There’s a practical reason why gratitude in the work environment improves performance. Gratitude encourages employees to invest more of their discretionary time and energy into executing your strategy.
I’m sure you can remember a time when you worked hard on something and your efforts went unnoticed. It probably felt like you’d wasted your time. The experience also made you less likely to repeat the activity.
When the work you do is appreciated it is more likely to be repeated.
Gratitude within the work environment encourages greater productivity by providing positive feedback to employees about key behaviours you’d like to see repeated.
The problem is that we are often so busy producing and doing that we forget to say thank you when we should. We pay attention to the squeaky wheels and fail to acknowledge great performance.
In personal terms, having a gratitude practice helps us create a positive mindset, which is critical to sustained personal performance.
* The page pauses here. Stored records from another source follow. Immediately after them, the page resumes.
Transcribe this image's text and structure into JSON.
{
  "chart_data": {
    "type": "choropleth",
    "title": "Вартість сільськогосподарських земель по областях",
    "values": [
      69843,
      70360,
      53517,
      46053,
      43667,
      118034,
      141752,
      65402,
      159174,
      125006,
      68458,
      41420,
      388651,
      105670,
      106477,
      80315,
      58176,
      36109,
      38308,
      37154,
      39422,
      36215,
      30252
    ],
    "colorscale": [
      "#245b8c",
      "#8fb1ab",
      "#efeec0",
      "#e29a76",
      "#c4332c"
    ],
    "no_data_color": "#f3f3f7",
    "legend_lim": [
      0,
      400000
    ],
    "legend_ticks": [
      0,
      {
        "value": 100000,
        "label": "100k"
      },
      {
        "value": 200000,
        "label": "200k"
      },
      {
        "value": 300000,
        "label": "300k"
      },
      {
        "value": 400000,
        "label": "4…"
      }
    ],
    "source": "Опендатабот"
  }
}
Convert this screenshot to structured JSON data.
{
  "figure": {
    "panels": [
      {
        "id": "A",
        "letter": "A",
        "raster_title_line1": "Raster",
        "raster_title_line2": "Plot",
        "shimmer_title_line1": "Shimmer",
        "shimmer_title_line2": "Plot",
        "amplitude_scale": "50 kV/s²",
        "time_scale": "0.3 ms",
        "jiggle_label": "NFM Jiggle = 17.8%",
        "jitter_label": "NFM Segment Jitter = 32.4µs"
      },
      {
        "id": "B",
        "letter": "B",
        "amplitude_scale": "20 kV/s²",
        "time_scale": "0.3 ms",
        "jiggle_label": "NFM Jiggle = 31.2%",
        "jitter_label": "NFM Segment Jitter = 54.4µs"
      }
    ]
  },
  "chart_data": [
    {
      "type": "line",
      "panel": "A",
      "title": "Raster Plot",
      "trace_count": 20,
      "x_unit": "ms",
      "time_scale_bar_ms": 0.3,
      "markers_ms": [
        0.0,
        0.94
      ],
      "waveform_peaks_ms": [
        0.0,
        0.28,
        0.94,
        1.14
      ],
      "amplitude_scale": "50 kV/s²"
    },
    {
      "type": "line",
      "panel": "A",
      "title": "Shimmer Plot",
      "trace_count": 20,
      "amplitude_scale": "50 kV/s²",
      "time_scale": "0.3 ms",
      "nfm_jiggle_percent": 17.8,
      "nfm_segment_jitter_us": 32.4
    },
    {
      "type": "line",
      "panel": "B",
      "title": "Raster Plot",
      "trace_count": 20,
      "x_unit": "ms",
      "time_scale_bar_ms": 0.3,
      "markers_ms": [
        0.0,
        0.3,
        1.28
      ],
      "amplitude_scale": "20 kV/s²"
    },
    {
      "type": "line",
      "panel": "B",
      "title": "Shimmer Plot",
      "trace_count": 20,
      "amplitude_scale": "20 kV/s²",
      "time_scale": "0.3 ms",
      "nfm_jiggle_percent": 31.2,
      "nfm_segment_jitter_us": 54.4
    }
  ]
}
Gratitude helps us to maintain work–life balance. While we are striving for achievement, gratitude ensures that we are paying attention to the relationships and things we already have.
If we aren’t grateful for our health, we’re likely to make poor choices about our body. If we aren’t grateful for our relationships, we may lose them.
The key is to develop habits and routines to identify and acknowledge the people and things we are grateful for.
Here are four ways to develop a gratitude practice:
The best way to develop new productive habits is to use your current habits and things that consistently happen to you as triggers.
What’s something you do each day that could act as a great trigger for a gratitude practice?
For instance, one of my clients uses his train trip home to reflect on his day. He writes a note in his phone of the things that happened to him that day he is grateful for. He will also take this opportunity to email someone to say thank you, or congratulate team members on their achievements.
Introduce reflection time to your weekly planning habit.
- What went well this week?
- What didn’t go well this week?
- What will I do differently next week?
- Who should I thank or acknowledge this week?
Ask yourself these questions:
Block out time each week to communicate thanks to your team, peers, and leaders.
Take time once per week to send a communication to staff to call out the achievements of the week. Not only is this a gratitude practice, but it encourages what is known as the science of small wins.
Small wins lead to more small wins, which add up to big wins. Build time into your week to encourage both.
Gratitude journaling takes this habit to the next level. If you make a practice of writing down three things you’re grateful for as a must-do habit every day, you are more likely to benefit from your gratitude practice when you need it most.
That’s because it is when we most need to create a mindset shift from negative to positive that we forget to remind ourselves what we’re grateful for.
When this is a daily habit we have an opportunity each day to create a mindset shift.
What’s going to work for you?
Operationalise this habit and see your and your team’s productivity, happiness and engagement improve.